Bing Goes Boing! Review of Microsoft’s Bing
June 18, 2009
Bing, Microsoft’s new search engine, was officially released to the public on June 1st. Since then I’ve been spending some time testing and getting to know Bing. Here’s what I think.
Simple, elegant design and great photography – Each day Bing shows a different background image on the home page. Powerful, beautiful, but totally non-intrusive. Makes Google’s home page look boring: all the charm of Craig’s List with more white space.
More useful results with “Quick Preview”
When you receive your search results you can rollover a little orange dot on the right side and preview the page without clicking on it. It shows a summary of the content plus relevant internal links. Helps you decide if the result is relevant and worth clicking on. Here is Resolve Digital‘s listing (#11 for San Francisco Web Design) showing the quick preview feature in action.

Left navigation options
Doing a search for “herbal dog treats,” in addition to the Search Results there’s a left navigation with Related Searches (including, Natural, Organic and Holistic dog treats) Useful. Below that is my Search History. Also useful.
Shopping results
The results include the typical listings, plus product photos. Nice. The left nav helps you search by Brand, Price, Cashback, etc. Very useful.
Cashback Feature
With a Windows Live ID you’re eligible for Bing’s cash-back feature. Find out how cash back works for eligible purchases.
Enhanced map features
Add to Collection feature allows you to make notes, tags, and share your map. You can add a pushpin, draw a path, mark an area and modify the style of your map.

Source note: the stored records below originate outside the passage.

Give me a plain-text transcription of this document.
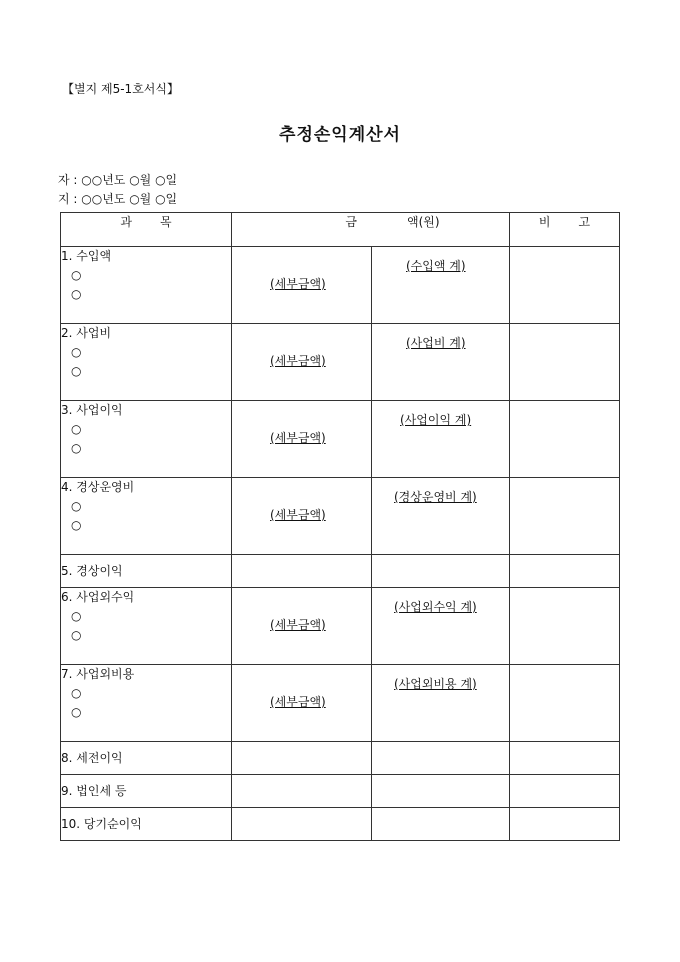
【별지 제5-1호서식】
추정손익계산서
자 : ○○년도 ○월 ○일
지 : ○○년도 ○월 ○일
과 목	금 액(원)		비 고

1. 수입액
○
○	(세부금액)	(수입액 계)	

2. 사업비
○
○	(세부금액)	(사업비 계)	

3. 사업이익
○
○	(세부금액)	(사업이익 계)	

4. 경상운영비
○
○	(세부금액)	(경상운영비 계)	

5. 경상이익			

6. 사업외수익
○
○	(세부금액)	(사업외수익 계)	

7. 사업외비용
○
○	(세부금액)	(사업외비용 계)	

8. 세전이익			

9. 법인세 등			

10. 당기순이익			
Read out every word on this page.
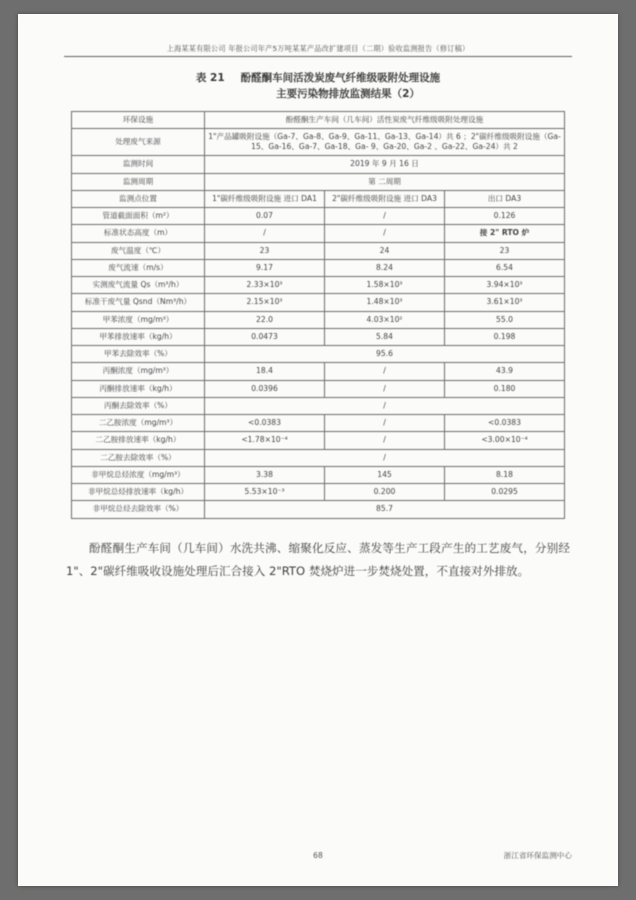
上海某某有限公司 年报公司年产5万吨某某产品改扩建项目（二期）验收监测报告（修订稿）
表 21 酚醛酮车间活泼炭废气纤维级吸附处理设施
主要污染物排放监测结果（2）
环保设施	酚醛酮生产车间（几车间）活性炭废气纤维级吸附处理设施		
处理废气来源	1"产品罐吸附设施（Ga-7、Ga-8、Ga-9、Ga-11、Ga-13、Ga-14）共 6 ；2"碳纤维级吸附设施（Ga-15、Ga-16、Ga-7、Ga-18、Ga- 9、Ga-20、Ga-2 、Ga-22、Ga-24）共 2		
监测时间	2019 年 9 月 16 日		
监测周期	第 二周期		
监测点位置	1"碳纤维级吸附设施 进口 DA1	2"碳纤维级吸附设施 进口 DA3	出口 DA3
管道截面面积（m²）	0.07	/	0.126
标准状态高度（m）	/	/	接 2" RTO 炉
废气温度（℃）	23	24	23
废气流速（m/s）	9.17	8.24	6.54
实测废气流量 Qs（m³/h）	2.33×10³	1.58×10³	3.94×10³
标准干废气量 Qsnd（Nm³/h）	2.15×10³	1.48×10³	3.61×10³
甲苯浓度（mg/m³）	22.0	4.03×10²	55.0
甲苯排放速率（kg/h）	0.0473	5.84	0.198
甲苯去除效率（%）	95.6		
丙酮浓度（mg/m³）	18.4	/	43.9
丙酮排放速率（kg/h）	0.0396	/	0.180
丙酮去除效率（%）	/		
二乙胺浓度（mg/m³）	<0.0383	/	<0.0383
二乙胺排放速率（kg/h）	<1.78×10⁻⁴	/	<3.00×10⁻⁴
二乙胺去除效率（%）	/		
非甲烷总烃浓度（mg/m³）	3.38	145	8.18
非甲烷总烃排放速率（kg/h）	5.53×10⁻³	0.200	0.0295
非甲烷总烃去除效率（%）	85.7		
酚醛酮生产车间（几车间）水洗共沸、缩聚化反应、蒸发等生产工段产生的工艺废气，分别经 1"、2"碳纤维吸收设施处理后汇合接入 2"RTO 焚烧炉进一步焚烧处置，不直接对外排放。
68	浙江省环保监测中心
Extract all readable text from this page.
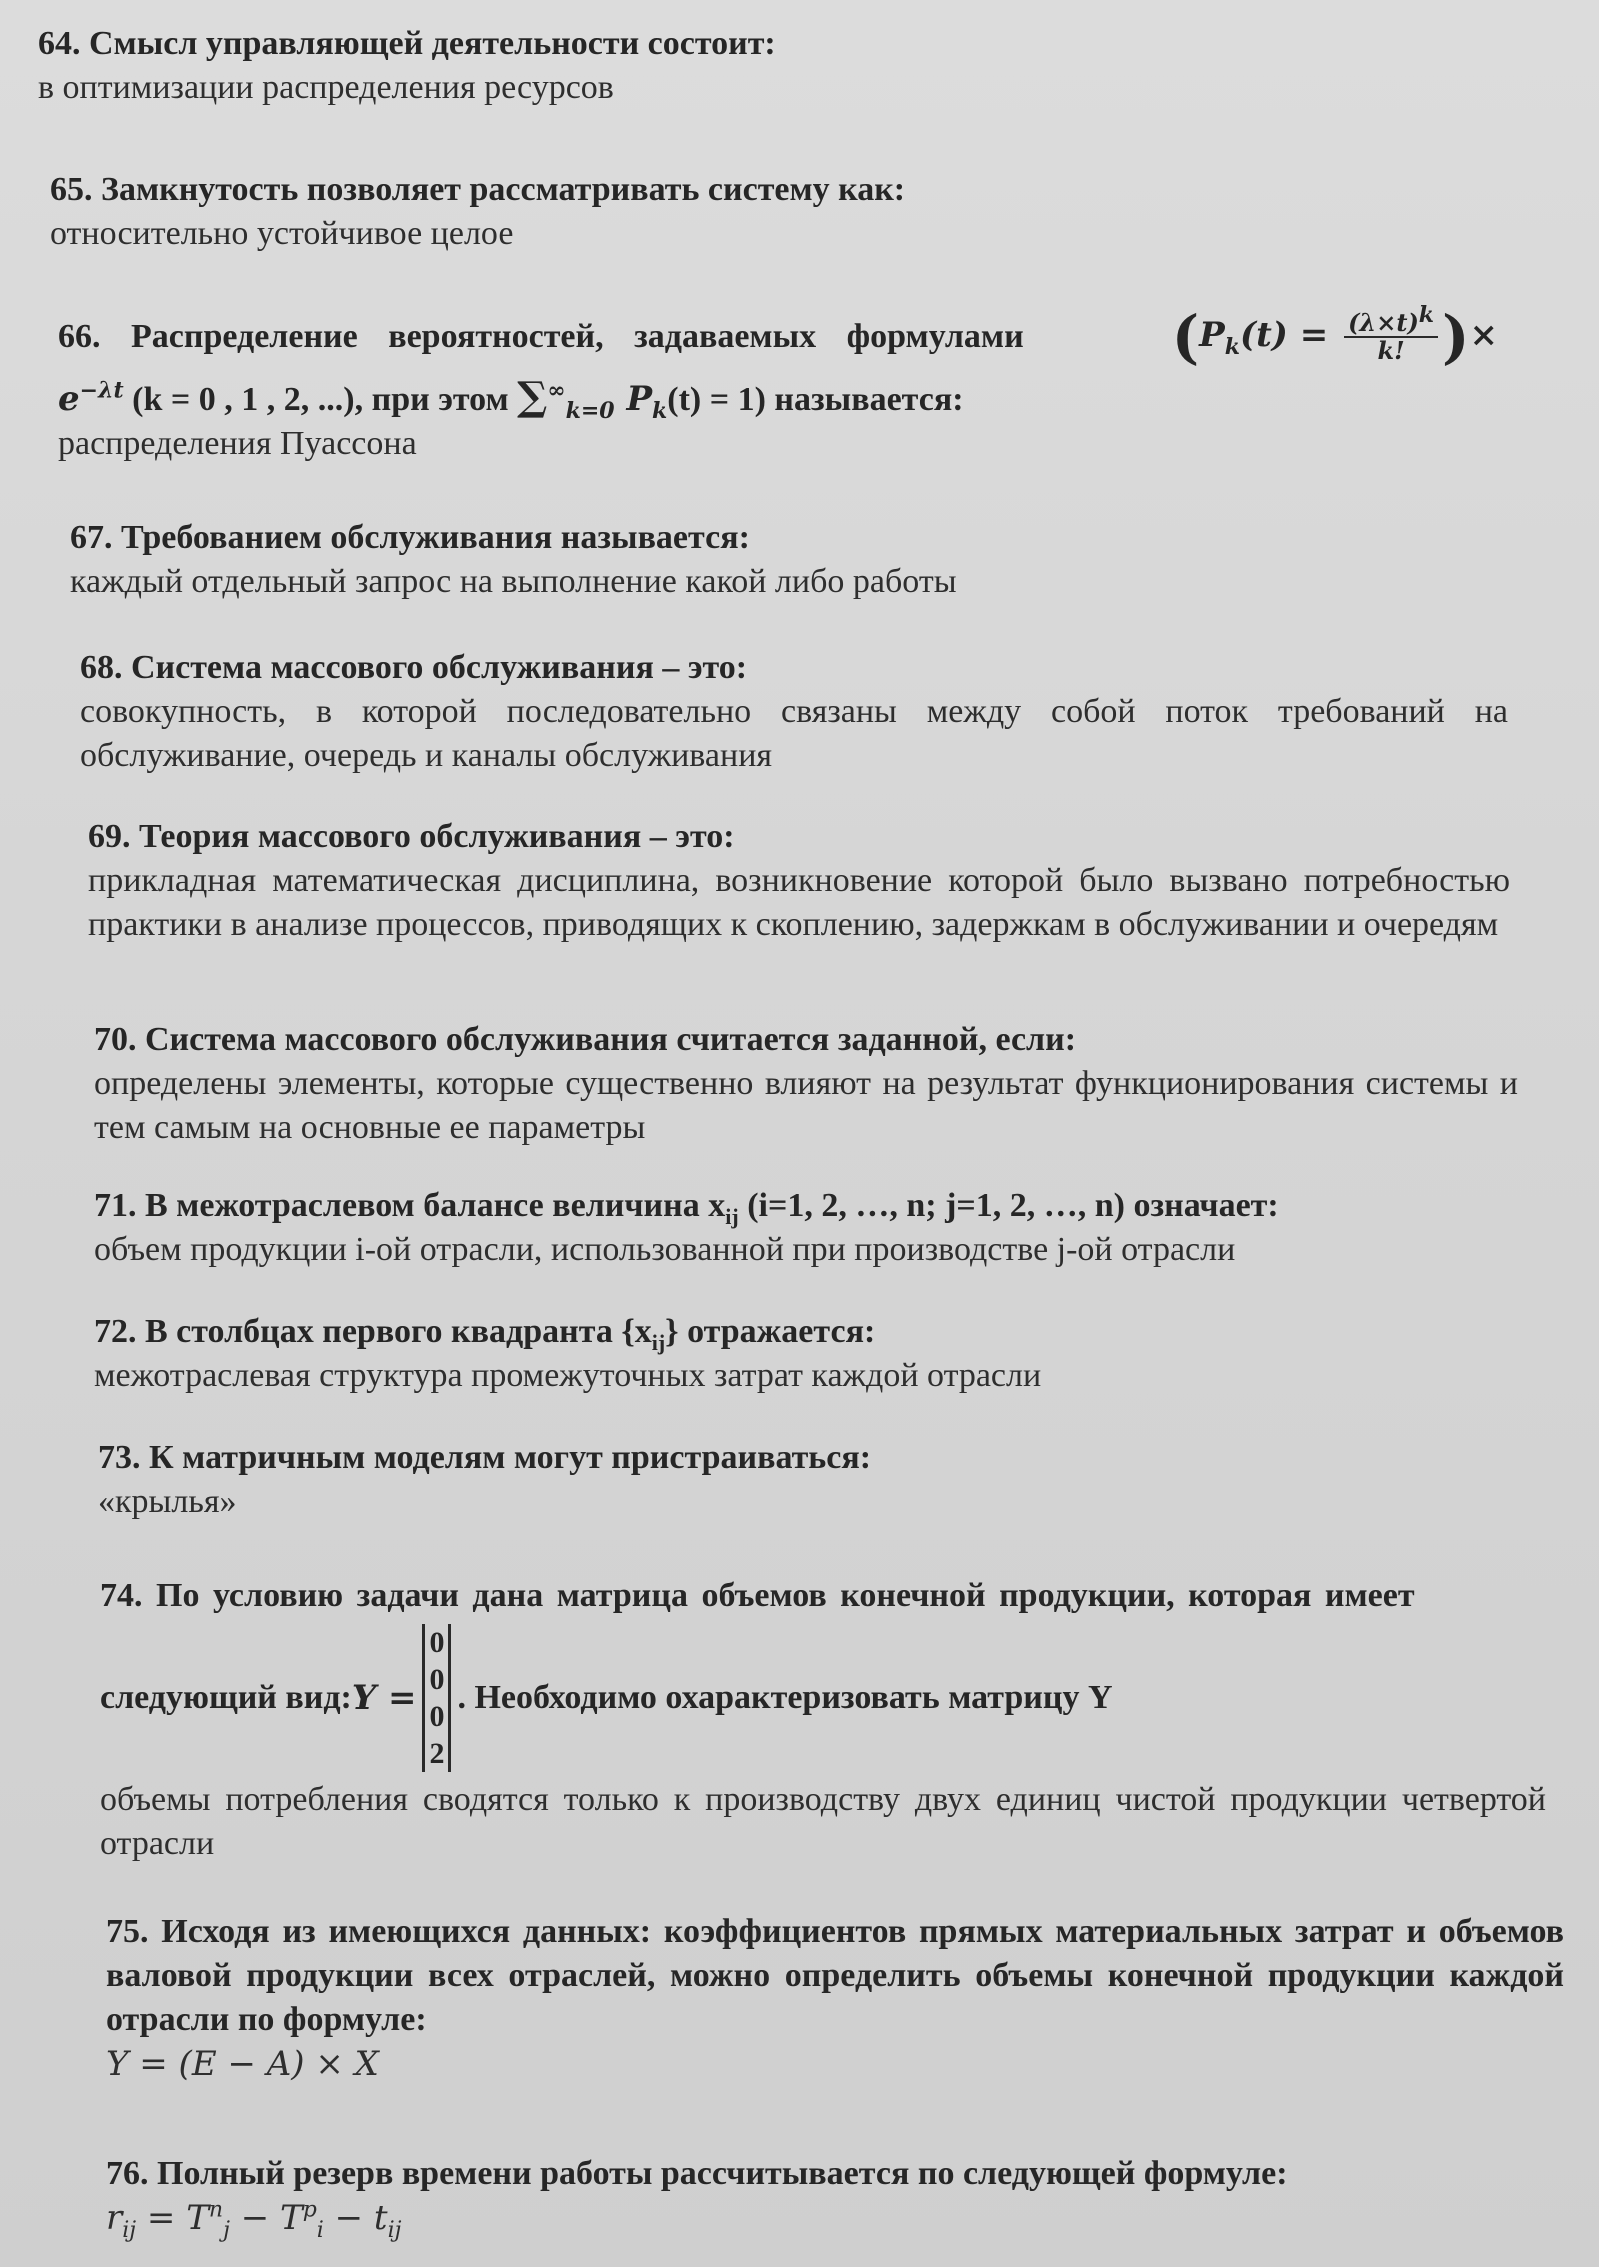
64. Смысл управляющей деятельности состоит:
в оптимизации распределения ресурсов
65. Замкнутость позволяет рассматривать систему как:
относительно устойчивое целое
66. Распределение вероятностей, задаваемых формулами	($P_k(t) = \frac{(\lambda\times t)^k}{k!}$ )×
$e^{-\lambda t}$ (k = 0 , 1 , 2, ...), при этом $\sum^\infty_{k=0}$ $P_k(t) = 1$) называется:
распределения Пуассона
67. Требованием обслуживания называется:
каждый отдельный запрос на выполнение какой либо работы
68. Система массового обслуживания – это:
совокупность, в которой последовательно связаны между собой поток требований на обслуживание, очередь и каналы обслуживания
69. Теория массового обслуживания – это:
прикладная математическая дисциплина, возникновение которой было вызвано потребностью практики в анализе процессов, приводящих к скоплению, задержкам в обслуживании и очередям
70. Система массового обслуживания считается заданной, если:
определены элементы, которые существенно влияют на результат функционирования системы и тем самым на основные ее параметры
71. В межотраслевом балансе величина $x_{ij}$ (i=1, 2, …, n; j=1, 2, …, n) означает:
объем продукции i-ой отрасли, использованной при производстве j-ой отрасли
72. В столбцах первого квадранта $\{x_{ij}\}$ отражается:
межотраслевая структура промежуточных затрат каждой отрасли
73. К матричным моделям могут пристраиваться:
«крылья»
74. По условию задачи дана матрица объемов конечной продукции, которая имеет
следующий вид: Y =
0
0
0
2
. Необходимо охарактеризовать матрицу Y
объемы потребления сводятся только к производству двух единиц чистой продукции четвертой отрасли
75. Исходя из имеющихся данных: коэффициентов прямых материальных затрат и объемов валовой продукции всех отраслей, можно определить объемы конечной продукции каждой отрасли по формуле:
Y = (E − A) × X
76. Полный резерв времени работы рассчитывается по следующей формуле:
$r_{ij} = T^п_j - T^р_i - t_{ij}$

Pay-per-Click opportunities
The most obvious difference with Google’s results pages is a lack of “sponsored links” on Bing. This seems like a huge benefit for advertisers who can take advantage of this opportunity while it lasts.
To summarize, the more time I spend with Bing the more I like it. Will it overtake Google? In some ways, it already has.
The Google Adwords Mystery
May 18, 2009
We’ve been doing some Adwords testing for one of our clients, a dog health supplement called Dog-Wa. We haven’t had much traction with the initial keywords, so they asked if we could branch out and try a different set.
Problem is, these new keywords range from $0.70 to $2.00 per click, way too expensive to make sense for their product (that retails for $14.95).
Here’s my client’s response:
“What I’ll never understand about Google Adwords is this: every book and article you read mentions that you can expect a sale for about 5-10% of the clicks you receive. So you need 10 to 20 clicks to make a sale. If your clicks are costing you 70 cents to $2 each, you’d need to spend $7 to $40 dollars on ads to generate one sale.”
“There are no dog supplements out there that you can afford to spend 40 dollars to sell. I know advertisers work to up-sell once people get to their sites. And I am sure they rely on creating steady customers. But I can’t believe this makes financial sense for any but a fraction of the people I see advertising. So in a nutshell, I don’t even see how Google manages to convince people to continue doing it. It is hard to believe that all of these internet advertisers are so benighted that they can’t figure out what a loser this system is. Am I wrong?”
No, Matt, you’re not wrong. But it does remain a mystery. It seems like simple arithmetic. How long can you stay in business spending $40 to sell an item for $15?

It makes no sense. I can only assume people aren’t bothering to do the math. Reading blogs like this one reinforces my suspicion. A lot of people out there are clueless.
The only possible alternative I see: Target long-tail keywords (those detailed 3, 4, or 5-word phrases) and abandon the shorter keywords that cost too much.
Thinking that I might be missing the obvious, I spoke with Victoria, an Adwords specialist at Google. She was candid enough to agree with our conclusions. Her only other suggestion: improve the “quality score” to bring down the cost of the ad.
Either that or focus on SEO and social media marketing. Anybody have a better idea?